Except it seems that after two solid weeks of demagoguery, Obamacare’s popularity — and the belief of Americans that the GOP shouldn’t be holding America hostage in order to undo Obamacare — hasn’t budged.
The gold standard of health care polling, the Kaiser Health Tracking Poll, is out for October and shows once again that the public is basically behind Obamacare, with significantly more wanting to keep it or expand it than to repeal it. Despite all of the Republicans’ efforts to sabotage it, public opinion about Obamacare has held steady, 44 percent unfavorable versus 38 percent favorable, but large majorities are still opposed to Republican sabotage.
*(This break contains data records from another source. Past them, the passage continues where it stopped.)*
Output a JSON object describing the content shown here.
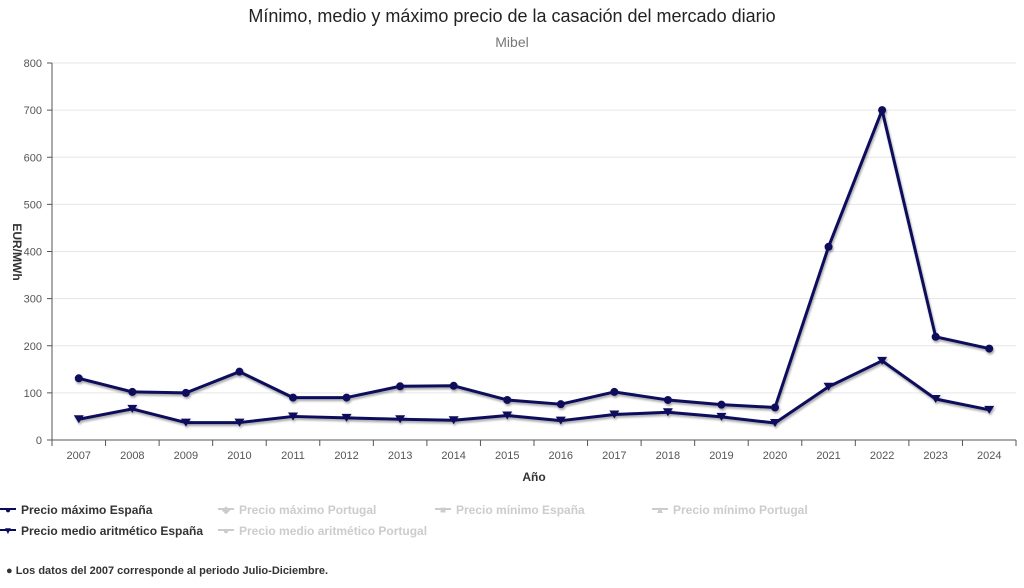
{
  "chart_data": {
    "type": "line",
    "title": "Mínimo, medio y máximo precio de la casación del mercado diario",
    "subtitle": "Mibel",
    "xlabel": "Año",
    "ylabel": "EUR/MWh",
    "ylim": [
      0,
      800
    ],
    "yticks": [
      "0",
      "100",
      "200",
      "300",
      "400",
      "500",
      "600",
      "700",
      "800"
    ],
    "categories": [
      "2007",
      "2008",
      "2009",
      "2010",
      "2011",
      "2012",
      "2013",
      "2014",
      "2015",
      "2016",
      "2017",
      "2018",
      "2019",
      "2020",
      "2021",
      "2022",
      "2023",
      "2024"
    ],
    "grid": true,
    "legend_position": "bottom-left",
    "series": [
      {
        "name": "Precio máximo España",
        "color": "#0b0b5c",
        "marker": "circle",
        "visible": true,
        "values": [
          131,
          102,
          100,
          145,
          90,
          90,
          114,
          115,
          85,
          76,
          102,
          85,
          75,
          69,
          410,
          700,
          219,
          194
        ]
      },
      {
        "name": "Precio medio aritmético España",
        "color": "#0b0b5c",
        "marker": "triangle-down",
        "visible": true,
        "values": [
          44,
          66,
          37,
          37,
          50,
          47,
          44,
          42,
          52,
          41,
          54,
          59,
          49,
          36,
          113,
          168,
          87,
          64
        ]
      }
    ],
    "legend": [
      {
        "name": "Precio máximo España",
        "visible": true,
        "marker": "circle"
      },
      {
        "name": "Precio máximo Portugal",
        "visible": false,
        "marker": "diamond"
      },
      {
        "name": "Precio mínimo España",
        "visible": false,
        "marker": "square"
      },
      {
        "name": "Precio mínimo Portugal",
        "visible": false,
        "marker": "triangle"
      },
      {
        "name": "Precio medio aritmético España",
        "visible": true,
        "marker": "triangle-down"
      },
      {
        "name": "Precio medio aritmético Portugal",
        "visible": false,
        "marker": "circle"
      }
    ],
    "footnote": "Los datos del 2007 corresponde al periodo Julio-Diciembre."
  },
  "colors": {
    "series": "#0b0b5c",
    "hidden_legend": "#cccccc",
    "grid": "#e6e6e6",
    "axis": "#555555"
  }
}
A solid majority of the public (60 percent) say they oppose the idea of cutting off funding as a way to stop the law from being implemented, and a higher share would like to see Congress expand the law or keep it as is (47 percent) rather than repeal it (37 percent). Partisan divisions are as deep as ever, with four in ten Democrats saying the want Congress to expand the law, and a similar share of Republicans (42 percent) wanting to see the law repealed and not replaced.
In really bad news for Republicans, the public does not share their obsession with Obamacare. At all.
A recent NBC/WSJ poll had similar results:
Thirty-seven percent see it as a good idea, versus 47 percent who see it as a bad idea. That’s down from the 38 percent good idea, 43 percent bad idea in the previous survey. […]
In the poll, 37 percent say that the website woes are a short-term technical problem that can be fixed, while 31 percent believe they point to a longer-term issue with the law’s design that can’t be corrected.
Another 30 percent think it’s too soon to say.
Which makes Obamacare, again, more popular than Republicans. By 15 points.
The GOP’s shutdown silliness reminded me of 1995 and 1996. The insistence on demagoguing something when it’s not doing the GOP any good politically reminds me of 1998, when the public rejected their attempts to take down Bill Clinton over his personal life.
UPDATE: And as expected, the GOP efforts to demagogue the ACA website rollout are being ignored by Virginians. Terry McAuliffe still leads by seven points.